Integrating outcome assessments in clinical routine meetings raises the issue as to whether PROs should be assessed in a meeting with the clinician rather than with an independent researcher or administrator. If patients rate their satisfaction for life and treatment in the presence of their clinicians, the rating may be biased, e.g. in the direction of social desirability. However, experimental research has shown that such a bias neither consistently nor substantially influences PRO ratings in this context [29]. Moreover, if the ratings are to be used to evaluate and improve the quality of individual treatment, clinicians must be aware of them regardless; therefore, the potential rating bias can never be totally avoided.

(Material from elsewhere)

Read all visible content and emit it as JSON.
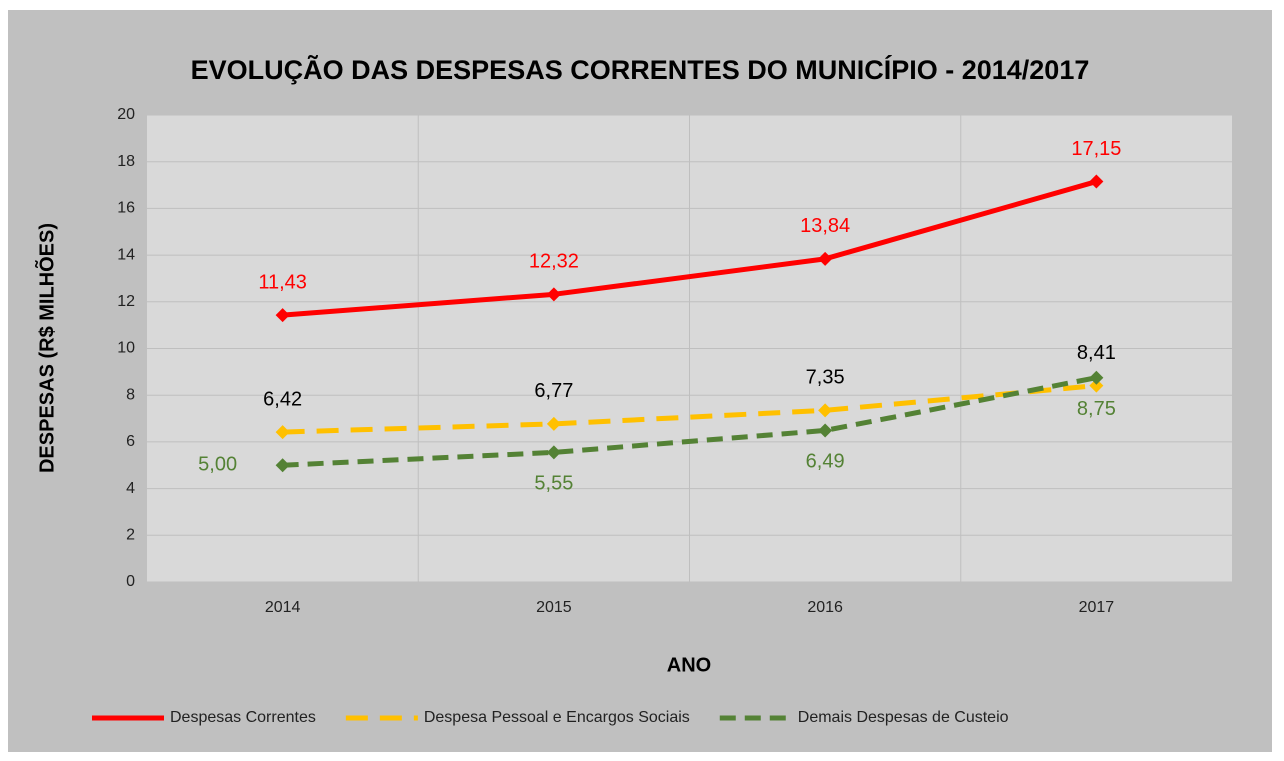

Assessing outcome data in the DIALOG intervention is consistent with the principles for implementing routine outcome assessment in mental health services as identified in a review by Slade [9]. He concluded that standardised measures should be used, that data collection should be cheap and simple, that feedback should quick, easy and meaningful and that data should be collected longitudinally. He further emphasised the importance of minimising the time of clinicians spent on this, and of the role of technology in preserving it. DIALOG complies with all of these recommendations, and is free to use and easy to implement. It is mainly a therapeutic intervention to make the communication between patient and clinician more effective.

Conclusions

The findings of this study suggest that the data generated within the DIALOG intervention possess sufficient psychometric properties to be used as outcome data in the evaluation of services in routine community mental health care of patients with schizophrenia and related disorders, and that this data can show significant changes over time. Further research is required to test whether this also applies to other samples and other settings.